Department of Integrative Biotechnology, College of Biotechnology and Bioengineering, Sungkyunkwan University, Suwon, Korea.
Biomedical Institute for Convergence, Sungkyunkwan University, Suwon, Korea.
J Pineal Res. 2019 Nov;67(4):e12603. doi: 10.1111/jpi.12603. Epub 2019 Aug 22.
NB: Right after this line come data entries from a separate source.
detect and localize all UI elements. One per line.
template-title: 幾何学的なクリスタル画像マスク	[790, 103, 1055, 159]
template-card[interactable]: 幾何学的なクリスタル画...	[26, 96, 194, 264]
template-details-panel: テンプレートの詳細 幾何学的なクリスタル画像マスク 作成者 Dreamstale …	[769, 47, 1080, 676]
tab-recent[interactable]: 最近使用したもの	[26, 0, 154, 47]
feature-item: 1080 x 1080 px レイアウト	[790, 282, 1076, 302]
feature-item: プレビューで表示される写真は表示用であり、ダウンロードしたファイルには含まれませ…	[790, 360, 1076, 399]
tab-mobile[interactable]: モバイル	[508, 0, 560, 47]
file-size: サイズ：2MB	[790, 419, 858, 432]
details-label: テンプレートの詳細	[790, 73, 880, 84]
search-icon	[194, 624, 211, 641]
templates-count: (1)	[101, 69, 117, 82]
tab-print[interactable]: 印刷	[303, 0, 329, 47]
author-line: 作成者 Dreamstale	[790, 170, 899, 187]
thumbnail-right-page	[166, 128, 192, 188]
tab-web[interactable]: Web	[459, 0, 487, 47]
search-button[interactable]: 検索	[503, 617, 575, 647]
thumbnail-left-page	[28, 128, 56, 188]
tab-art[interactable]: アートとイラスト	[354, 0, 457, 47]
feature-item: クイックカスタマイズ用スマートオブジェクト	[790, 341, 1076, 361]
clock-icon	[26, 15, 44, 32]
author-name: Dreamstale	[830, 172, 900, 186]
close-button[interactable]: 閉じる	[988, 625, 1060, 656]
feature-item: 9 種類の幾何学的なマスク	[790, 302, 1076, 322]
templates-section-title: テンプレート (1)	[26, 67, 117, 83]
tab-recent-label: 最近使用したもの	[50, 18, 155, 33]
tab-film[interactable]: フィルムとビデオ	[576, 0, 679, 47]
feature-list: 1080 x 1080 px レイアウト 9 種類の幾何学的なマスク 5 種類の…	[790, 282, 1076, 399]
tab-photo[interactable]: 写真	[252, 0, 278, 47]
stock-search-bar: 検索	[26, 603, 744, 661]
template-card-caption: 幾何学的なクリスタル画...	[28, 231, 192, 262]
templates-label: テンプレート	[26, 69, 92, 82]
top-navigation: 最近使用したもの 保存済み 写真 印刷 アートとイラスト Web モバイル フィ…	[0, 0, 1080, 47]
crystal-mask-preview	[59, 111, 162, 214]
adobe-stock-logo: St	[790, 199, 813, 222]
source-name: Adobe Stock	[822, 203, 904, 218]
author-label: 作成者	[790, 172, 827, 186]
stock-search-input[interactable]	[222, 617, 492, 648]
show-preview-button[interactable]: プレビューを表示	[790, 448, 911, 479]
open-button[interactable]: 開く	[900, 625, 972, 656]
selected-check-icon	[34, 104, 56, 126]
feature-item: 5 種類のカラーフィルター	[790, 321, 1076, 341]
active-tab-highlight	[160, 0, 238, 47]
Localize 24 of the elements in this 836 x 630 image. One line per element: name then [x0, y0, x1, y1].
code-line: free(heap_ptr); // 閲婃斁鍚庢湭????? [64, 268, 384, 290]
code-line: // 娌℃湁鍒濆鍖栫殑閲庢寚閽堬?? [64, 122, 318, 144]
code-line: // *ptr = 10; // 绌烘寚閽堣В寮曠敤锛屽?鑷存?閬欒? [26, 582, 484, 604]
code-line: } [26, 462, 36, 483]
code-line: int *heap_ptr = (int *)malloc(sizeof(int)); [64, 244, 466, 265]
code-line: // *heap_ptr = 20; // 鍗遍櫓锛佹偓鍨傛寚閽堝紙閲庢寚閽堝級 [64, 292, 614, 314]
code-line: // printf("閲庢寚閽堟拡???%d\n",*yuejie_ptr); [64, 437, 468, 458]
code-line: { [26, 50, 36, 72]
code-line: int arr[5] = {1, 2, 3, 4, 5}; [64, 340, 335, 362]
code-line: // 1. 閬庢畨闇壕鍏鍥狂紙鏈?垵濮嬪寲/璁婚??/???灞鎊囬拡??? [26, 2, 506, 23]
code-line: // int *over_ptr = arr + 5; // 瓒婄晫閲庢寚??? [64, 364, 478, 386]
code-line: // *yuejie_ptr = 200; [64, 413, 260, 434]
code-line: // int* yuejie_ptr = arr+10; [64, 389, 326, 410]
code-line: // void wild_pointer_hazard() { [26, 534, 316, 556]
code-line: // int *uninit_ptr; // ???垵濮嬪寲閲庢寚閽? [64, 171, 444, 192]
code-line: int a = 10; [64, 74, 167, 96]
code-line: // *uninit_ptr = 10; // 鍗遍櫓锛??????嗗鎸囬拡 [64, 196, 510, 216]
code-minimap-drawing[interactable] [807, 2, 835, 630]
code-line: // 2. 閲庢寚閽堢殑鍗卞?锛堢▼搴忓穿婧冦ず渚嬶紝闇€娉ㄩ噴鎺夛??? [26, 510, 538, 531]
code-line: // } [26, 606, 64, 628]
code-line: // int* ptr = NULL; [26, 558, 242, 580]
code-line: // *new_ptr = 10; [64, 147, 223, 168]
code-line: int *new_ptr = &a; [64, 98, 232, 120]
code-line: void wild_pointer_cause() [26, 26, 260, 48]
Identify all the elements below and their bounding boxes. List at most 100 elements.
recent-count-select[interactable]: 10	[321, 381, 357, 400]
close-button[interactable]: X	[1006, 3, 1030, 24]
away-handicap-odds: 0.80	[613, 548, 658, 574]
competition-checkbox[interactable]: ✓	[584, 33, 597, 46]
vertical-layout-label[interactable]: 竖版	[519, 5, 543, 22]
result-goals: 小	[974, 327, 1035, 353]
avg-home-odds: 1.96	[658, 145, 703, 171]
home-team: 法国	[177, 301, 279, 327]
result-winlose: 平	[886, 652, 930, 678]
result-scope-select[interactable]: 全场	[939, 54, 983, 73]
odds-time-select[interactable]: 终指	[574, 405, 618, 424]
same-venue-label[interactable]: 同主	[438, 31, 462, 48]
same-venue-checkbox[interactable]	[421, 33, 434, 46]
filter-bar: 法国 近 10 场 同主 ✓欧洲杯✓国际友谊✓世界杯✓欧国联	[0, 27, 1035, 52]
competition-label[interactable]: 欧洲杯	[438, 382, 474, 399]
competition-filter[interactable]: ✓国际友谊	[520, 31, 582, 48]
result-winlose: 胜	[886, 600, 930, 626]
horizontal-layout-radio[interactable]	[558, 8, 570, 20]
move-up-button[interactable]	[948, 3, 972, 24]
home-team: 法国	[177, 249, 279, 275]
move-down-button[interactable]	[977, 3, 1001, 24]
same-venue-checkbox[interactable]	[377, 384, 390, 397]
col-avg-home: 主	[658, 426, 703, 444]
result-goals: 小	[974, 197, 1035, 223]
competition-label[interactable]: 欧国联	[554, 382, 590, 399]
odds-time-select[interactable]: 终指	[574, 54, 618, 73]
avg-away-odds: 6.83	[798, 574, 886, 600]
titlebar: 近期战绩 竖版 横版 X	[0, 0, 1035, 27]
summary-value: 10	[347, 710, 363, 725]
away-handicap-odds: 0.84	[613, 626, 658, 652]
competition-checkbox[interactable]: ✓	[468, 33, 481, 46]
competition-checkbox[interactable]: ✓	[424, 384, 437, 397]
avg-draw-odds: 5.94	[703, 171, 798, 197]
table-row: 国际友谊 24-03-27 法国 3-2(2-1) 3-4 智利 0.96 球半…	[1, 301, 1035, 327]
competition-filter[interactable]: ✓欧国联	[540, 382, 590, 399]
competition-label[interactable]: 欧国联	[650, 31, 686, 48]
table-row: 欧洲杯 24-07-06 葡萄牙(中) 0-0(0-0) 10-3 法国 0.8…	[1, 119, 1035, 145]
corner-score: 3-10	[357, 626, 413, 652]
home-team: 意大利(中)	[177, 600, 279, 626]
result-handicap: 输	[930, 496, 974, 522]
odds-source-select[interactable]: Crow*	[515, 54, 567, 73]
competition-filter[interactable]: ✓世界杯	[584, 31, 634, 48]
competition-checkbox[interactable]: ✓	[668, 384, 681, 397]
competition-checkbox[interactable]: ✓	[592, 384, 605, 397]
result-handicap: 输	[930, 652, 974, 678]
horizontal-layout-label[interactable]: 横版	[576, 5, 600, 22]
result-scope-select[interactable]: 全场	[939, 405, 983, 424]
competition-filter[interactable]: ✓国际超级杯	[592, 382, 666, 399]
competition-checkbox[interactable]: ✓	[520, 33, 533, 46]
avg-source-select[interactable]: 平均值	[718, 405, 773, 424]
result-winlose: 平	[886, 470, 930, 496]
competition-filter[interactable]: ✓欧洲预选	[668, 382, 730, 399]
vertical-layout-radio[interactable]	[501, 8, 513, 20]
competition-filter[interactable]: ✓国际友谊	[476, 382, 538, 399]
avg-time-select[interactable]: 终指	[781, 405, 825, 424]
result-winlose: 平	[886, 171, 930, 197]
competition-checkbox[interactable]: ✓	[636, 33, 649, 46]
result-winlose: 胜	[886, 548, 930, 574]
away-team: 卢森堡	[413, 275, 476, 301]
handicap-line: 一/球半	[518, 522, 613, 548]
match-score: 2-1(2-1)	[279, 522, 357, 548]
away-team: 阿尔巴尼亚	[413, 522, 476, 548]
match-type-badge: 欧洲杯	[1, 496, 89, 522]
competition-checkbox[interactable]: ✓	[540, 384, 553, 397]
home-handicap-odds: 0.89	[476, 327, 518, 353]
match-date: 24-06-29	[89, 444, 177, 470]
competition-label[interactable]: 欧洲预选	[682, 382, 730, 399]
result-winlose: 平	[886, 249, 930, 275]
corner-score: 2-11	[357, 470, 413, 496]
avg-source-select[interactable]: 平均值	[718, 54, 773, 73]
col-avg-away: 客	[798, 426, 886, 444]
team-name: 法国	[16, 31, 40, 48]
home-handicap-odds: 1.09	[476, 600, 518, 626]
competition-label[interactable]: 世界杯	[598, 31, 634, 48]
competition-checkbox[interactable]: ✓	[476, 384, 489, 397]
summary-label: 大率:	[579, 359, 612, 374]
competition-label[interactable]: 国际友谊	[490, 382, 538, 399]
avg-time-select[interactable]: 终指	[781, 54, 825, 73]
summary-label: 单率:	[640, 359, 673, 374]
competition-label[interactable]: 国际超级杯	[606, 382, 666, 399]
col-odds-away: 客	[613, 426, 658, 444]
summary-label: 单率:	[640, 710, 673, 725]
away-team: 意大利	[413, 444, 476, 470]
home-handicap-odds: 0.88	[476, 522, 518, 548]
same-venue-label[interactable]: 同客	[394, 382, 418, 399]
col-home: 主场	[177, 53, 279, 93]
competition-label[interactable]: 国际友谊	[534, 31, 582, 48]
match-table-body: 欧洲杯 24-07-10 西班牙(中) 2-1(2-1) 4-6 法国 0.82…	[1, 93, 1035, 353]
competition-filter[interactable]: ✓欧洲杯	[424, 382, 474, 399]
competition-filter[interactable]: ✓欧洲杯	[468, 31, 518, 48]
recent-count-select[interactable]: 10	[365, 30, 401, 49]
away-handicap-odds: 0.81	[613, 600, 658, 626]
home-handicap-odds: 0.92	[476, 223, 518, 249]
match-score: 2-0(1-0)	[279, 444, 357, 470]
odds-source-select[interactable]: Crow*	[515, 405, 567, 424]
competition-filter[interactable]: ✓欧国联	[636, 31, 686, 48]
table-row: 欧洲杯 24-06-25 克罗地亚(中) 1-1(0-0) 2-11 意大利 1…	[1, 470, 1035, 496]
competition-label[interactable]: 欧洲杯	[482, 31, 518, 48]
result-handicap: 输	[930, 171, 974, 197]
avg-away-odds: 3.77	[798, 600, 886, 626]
Mammalian oocytes remain arrested at the first prophase of meiosis in ovarian follicles for an extended period. During this protracted arrest, oocytes are remarkably susceptible to the accumulation of DNA damage. Melatonin (N-acetyl-5-methoxytryptamine), a hormone secreted by the pineal gland, has diverse effects on various physiological processes. However, the effect of melatonin on DNA damage response in mammalian oocytes has not been explored. Here, we showed that melatonin protected mouse oocytes from DNA damage induced by double-strand breaks (DSBs) during prophase arrest and subsequently improved oocyte quality. We found that DNA damage during prophase arrest impaired subsequent meiotic maturation and deteriorated oocyte quality, increasing chromosome fragmentation, spindle abnormality, mitochondrial aggregation, and oxidative stress. However, melatonin treatment during DNA damage accumulation at prophase improved meiotic maturation and relieved the quality decline of oocytes. In addition, melatonin inhibited the accumulation of DNA damage during prophase arrest by reducing the γ-H2AX levels. Although activated ATM levels were decreased by melatonin treatment, the effect of melatonin on DNA damage response was not a direct consequence of ATM inhibition. Instead, melatonin enhanced DNA repair via nonhomologous end-joining (NHEJ) pathway. Interestingly, these actions of melatonin on DNA damage response are receptor-independent in mouse oocytes. Therefore, our results demonstrated that melatonin protects oocytes from DNA damage during prophase arrest by enhancing DNA repair via NHEJ and subsequently prevents the deterioration of oocyte quality during meiotic maturation.
哺乳动物卵母细胞在卵巢卵泡中处于第一次减数分裂的前期停滞状态,并保持这种停滞状态很长一段时间。在这段长时间的停滞过程中,卵母细胞极易积累 DNA 损伤。褪黑素(N-乙酰-5-甲氧基色胺)是松果腺分泌的一种激素,对各种生理过程有多种影响。然而,褪黑素对哺乳动物卵母细胞中 DNA 损伤反应的影响尚未得到探索。在这里,我们表明褪黑素可保护卵母细胞免受前期停滞期间双链断裂(DSB)引起的 DNA 损伤,并随后改善卵母细胞质量。我们发现,前期停滞期间的 DNA 损伤会损害随后的减数成熟,并降低卵母细胞的质量,增加染色体碎片化、纺锤体异常、线粒体聚集和氧化应激。然而,在前期 DNA 损伤积累期间进行褪黑素处理可改善减数成熟并缓解卵母细胞质量下降。此外,褪黑素通过降低 γ-H2AX 水平来抑制前期停滞期间的 DNA 损伤积累。尽管褪黑素处理会降低激活的 ATM 水平,但褪黑素对 DNA 损伤反应的作用并非 ATM 抑制的直接结果。相反,褪黑素通过非同源末端连接(NHEJ)途径增强 DNA 修复。有趣的是,这些褪黑素对 DNA 损伤反应的作用在小鼠卵母细胞中是受体非依赖性的。因此,我们的研究结果表明,褪黑素通过增强 NHEJ 途径的 DNA 修复来保护卵母细胞免受前期停滞期间的 DNA 损伤,从而防止减数成熟过程中卵母细胞质量的恶化。